Katharine Lusk, codirectrice de l’Initiative de l’Université de Boston sur les villes, a déclaré que plus de 90% des 130 maires américains de 38 États interrogés l’été dernier ont déclaré avoir créé plus d’espace pour les repas en plein air en utilisant des places de stationnement ou en fermant des rues. Près de la moitié a fermé certaines rues au trafic de transit; une plus petite partie fermait entièrement les rues aux automobiles. Alors que seulement 6% ont déclaré qu’ils prévoyaient de rendre ces changements permanents, Mme Lusk se demande si cela pourrait changer avec la demande croissante.
Lors d’un récent jour de semaine ensoleillé, quelques dizaines de personnes organisées par Walk San Francisco ont célébré le premier anniversaire de la fermeture de la rue du Golden Gate Park. Charles Oppenheimer a déclaré que sa jeune fille, Olivia, craignait autrefois de traverser le troisième parc de la ville le plus visité des États-Unis.
«Il y a des voitures garées en double et des conducteurs furieux dans le parc, klaxonnant après les enfants, et maintenant qu’il est fermé, c’est tellement mieux», a-t-il déclaré.

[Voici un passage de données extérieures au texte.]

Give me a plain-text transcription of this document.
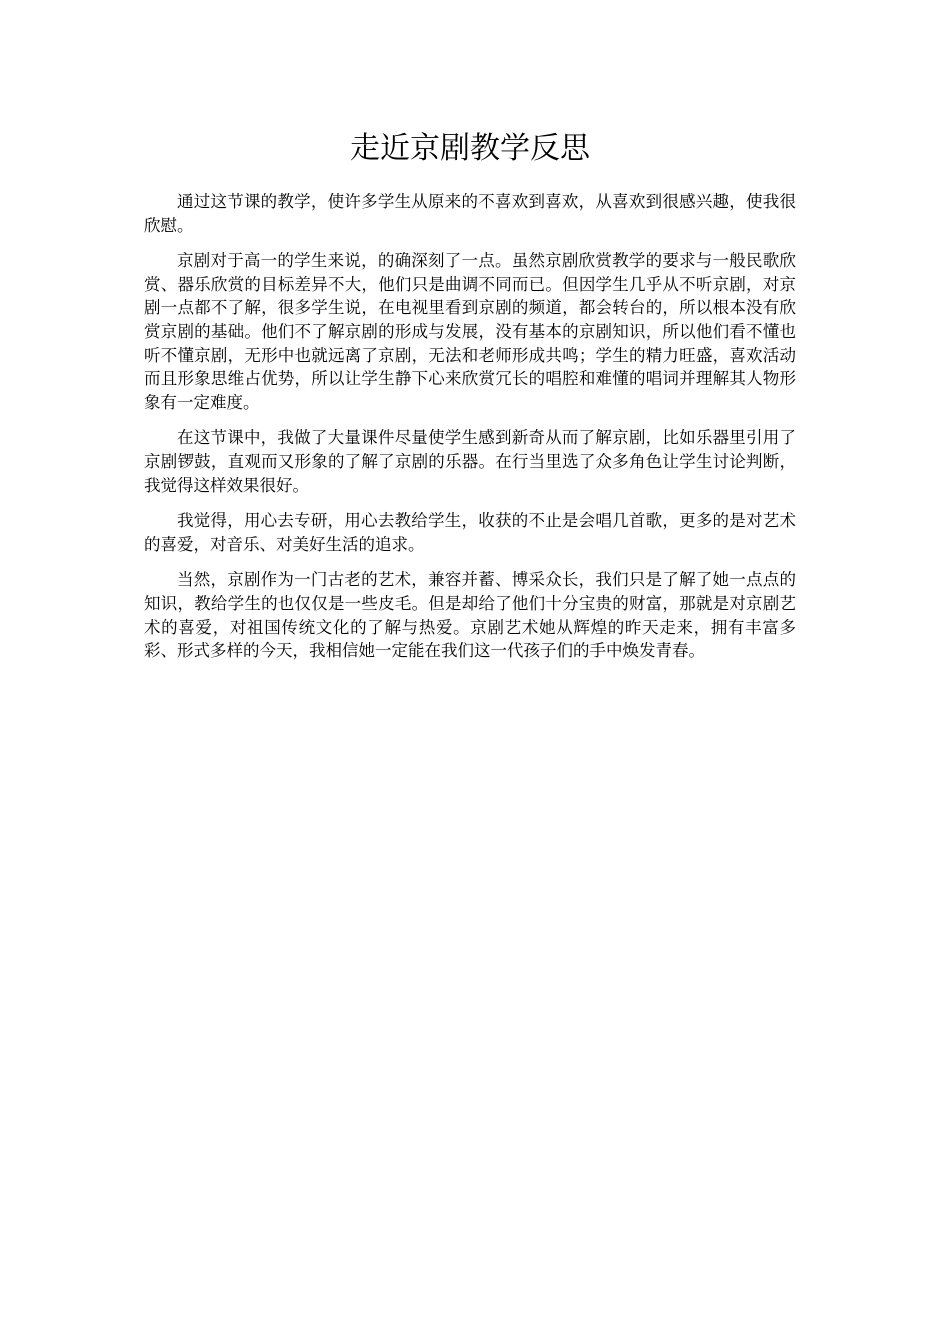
走近京剧教学反思

通过这节课的教学，使许多学生从原来的不喜欢到喜欢，从喜欢到很感兴趣，使我很欣慰。

京剧对于高一的学生来说，的确深刻了一点。虽然京剧欣赏教学的要求与一般民歌欣赏、器乐欣赏的目标差异不大，他们只是曲调不同而已。但因学生几乎从不听京剧，对京剧一点都不了解，很多学生说，在电视里看到京剧的频道，都会转台的，所以根本没有欣赏京剧的基础。他们不了解京剧的形成与发展，没有基本的京剧知识，所以他们看不懂也听不懂京剧，无形中也就远离了京剧，无法和老师形成共鸣；学生的精力旺盛，喜欢活动而且形象思维占优势，所以让学生静下心来欣赏冗长的唱腔和难懂的唱词并理解其人物形象有一定难度。

在这节课中，我做了大量课件尽量使学生感到新奇从而了解京剧，比如乐器里引用了京剧锣鼓，直观而又形象的了解了京剧的乐器。在行当里选了众多角色让学生讨论判断，我觉得这样效果很好。

我觉得，用心去专研，用心去教给学生，收获的不止是会唱几首歌，更多的是对艺术的喜爱，对音乐、对美好生活的追求。

当然，京剧作为一门古老的艺术，兼容并蓄、博采众长，我们只是了解了她一点点的知识，教给学生的也仅仅是一些皮毛。但是却给了他们十分宝贵的财富，那就是对京剧艺术的喜爱，对祖国传统文化的了解与热爱。京剧艺术她从辉煌的昨天走来，拥有丰富多彩、形式多样的今天，我相信她一定能在我们这一代孩子们的手中焕发青春。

Près de l’extrémité ouest du Golden Gate Park, plus de 100 personnes se sont rassemblées avant les barrages sur l’autoroute plus tôt ce mois-ci, agitant des panneaux appelant à rouvrir la route. Les conducteurs qui passaient klaxonnaient en soutien alors qu’un musicien faisait des airs sur un sousaphone rose vif.
L’autoroute traverse deux voies dans chaque sens, avec une plage de sable et l’océan Pacifique d’un côté et un sentier piétonnier protégé bordé de plantes succulentes de l’autre. Une rue parallèle à deux voies a des maisons d’un côté, la plupart avec des pancartes demandant «d’ouvrir la grande route».
Depuis que les rues voisines ont commencé à absorber le trafic de personnes déplacées, Judi Gorski a documenté de nombreux accidents. Les émanations de la voiture, les excès de vitesse, le bruit et les quasi-épaves la font se sentir piégée dans sa maison de quatre décennies, où, dit-elle, «le trafic continue toute la nuit».
Pour le photographe Steve Rhodes, qui a marché un jour récemment le long de la Great Highway presque vide après avoir visité le musée de Young dans le Golden Gate Park, il est libérateur d’avoir l’espace pour se déplacer.
«Les intersections avec les voitures ne sont qu’un cauchemar», a-t-il déclaré. «Il devrait y avoir plus de rues fermées et cela va devoir arriver, car les gens vont devoir moins compter sur les voitures.»
Cette histoire a été rapportée par l’Associated Press.